Amsterdam a adopté une motion pour que les bateaux de croisière accostent hors de son centre historique. On commence à voir des destinations qui osent dire aux industries du tourisme : « On ne veut plus de vous chez nous ou, du moins, pas en aussi grand nombre. » Alain Adrien Grenier, professeur au Département d’études urbaines et touristiques de l’ESG-UQAM. (Cité d’un article d’Érika Bisaillon, 23 juillet 2023, Radio-Canada info.)
Bilan environnemental peu enviable
Un seul navire de croisière émet l’équivalent en CO2 de 83 600 véhicules. Ses émissions de particules fines représentent plus d’un million d’automobiles.
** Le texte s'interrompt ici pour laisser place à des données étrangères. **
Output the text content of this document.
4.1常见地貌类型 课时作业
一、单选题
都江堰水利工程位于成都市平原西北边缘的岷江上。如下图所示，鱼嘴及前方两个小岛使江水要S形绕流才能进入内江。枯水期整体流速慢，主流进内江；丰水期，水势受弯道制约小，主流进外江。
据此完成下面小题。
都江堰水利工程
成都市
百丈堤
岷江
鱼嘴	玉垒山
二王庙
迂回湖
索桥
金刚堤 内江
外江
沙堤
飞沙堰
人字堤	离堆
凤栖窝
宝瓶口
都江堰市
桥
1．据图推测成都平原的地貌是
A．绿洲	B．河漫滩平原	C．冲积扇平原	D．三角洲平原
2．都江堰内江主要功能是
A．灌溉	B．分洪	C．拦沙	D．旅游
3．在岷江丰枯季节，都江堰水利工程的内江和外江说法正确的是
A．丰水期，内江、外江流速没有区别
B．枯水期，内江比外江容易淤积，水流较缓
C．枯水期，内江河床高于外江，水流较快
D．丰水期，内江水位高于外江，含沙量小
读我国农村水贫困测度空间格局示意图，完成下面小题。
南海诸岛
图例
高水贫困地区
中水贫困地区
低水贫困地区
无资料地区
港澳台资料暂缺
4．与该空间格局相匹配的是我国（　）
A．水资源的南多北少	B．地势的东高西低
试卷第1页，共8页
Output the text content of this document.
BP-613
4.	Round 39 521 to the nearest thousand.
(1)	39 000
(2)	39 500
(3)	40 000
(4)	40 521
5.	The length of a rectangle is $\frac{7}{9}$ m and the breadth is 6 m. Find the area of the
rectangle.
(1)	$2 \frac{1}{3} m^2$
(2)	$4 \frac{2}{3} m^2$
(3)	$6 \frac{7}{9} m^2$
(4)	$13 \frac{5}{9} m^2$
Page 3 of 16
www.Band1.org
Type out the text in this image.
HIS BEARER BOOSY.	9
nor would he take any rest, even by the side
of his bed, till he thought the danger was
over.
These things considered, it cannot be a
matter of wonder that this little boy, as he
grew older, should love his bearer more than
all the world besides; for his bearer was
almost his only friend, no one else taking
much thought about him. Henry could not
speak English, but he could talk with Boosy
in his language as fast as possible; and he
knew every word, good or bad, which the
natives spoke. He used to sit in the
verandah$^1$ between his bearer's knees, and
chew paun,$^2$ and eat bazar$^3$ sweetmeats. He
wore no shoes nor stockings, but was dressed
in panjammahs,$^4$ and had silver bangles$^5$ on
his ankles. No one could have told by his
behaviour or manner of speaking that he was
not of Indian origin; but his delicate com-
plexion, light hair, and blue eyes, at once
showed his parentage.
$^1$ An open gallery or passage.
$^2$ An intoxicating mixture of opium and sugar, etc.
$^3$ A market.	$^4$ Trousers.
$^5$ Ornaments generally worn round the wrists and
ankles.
À l’ère d’Internet et de l’intelligence artificielle, des milliards d’images et de vidéos nous décrivent les destinations, parfois mieux que la réalité. L’idée de parcourir des jours sur mer pour une escale de quelques heures semble de plus en plus anachronique. Attendre trois heures pour monter sur l’Acropole lors d’une escale de dix heures au port du Pirée en Grèce est devenu une situation risible et frustrante pour beaucoup.
Les croisiéristes semblent fermer les yeux sur la situation internationale. Il y a une guerre en Europe. Or, les navires font encore escale à Istanbul en Turquie. La ville d’Istanbul est connectée à la mer Noire par le détroit du Bosphore. La mer Noire est une zone de guerre. Pas très prudent…
De plus, l’accueil des populations locales dans les ports se fait de plus en plus froid. Le tourisme de masse, perçu comme un commerce envahissant et néfaste, provoque le rejet des habitants et dégrade l’authenticité des lieux visités. Il est donc impératif de repenser notre approche du tourisme, notamment en ce qui concerne les croisières. Plus respectueux de l’environnement, plus équitable sur le plan social, plus authentique dans l’expérience : c’est le défi que le secteur doit relever pour rester attractif et durable.
Les gigantesques bateaux de croisières pourraient bien devenir les dinosaures du tourisme du XXIe siècle.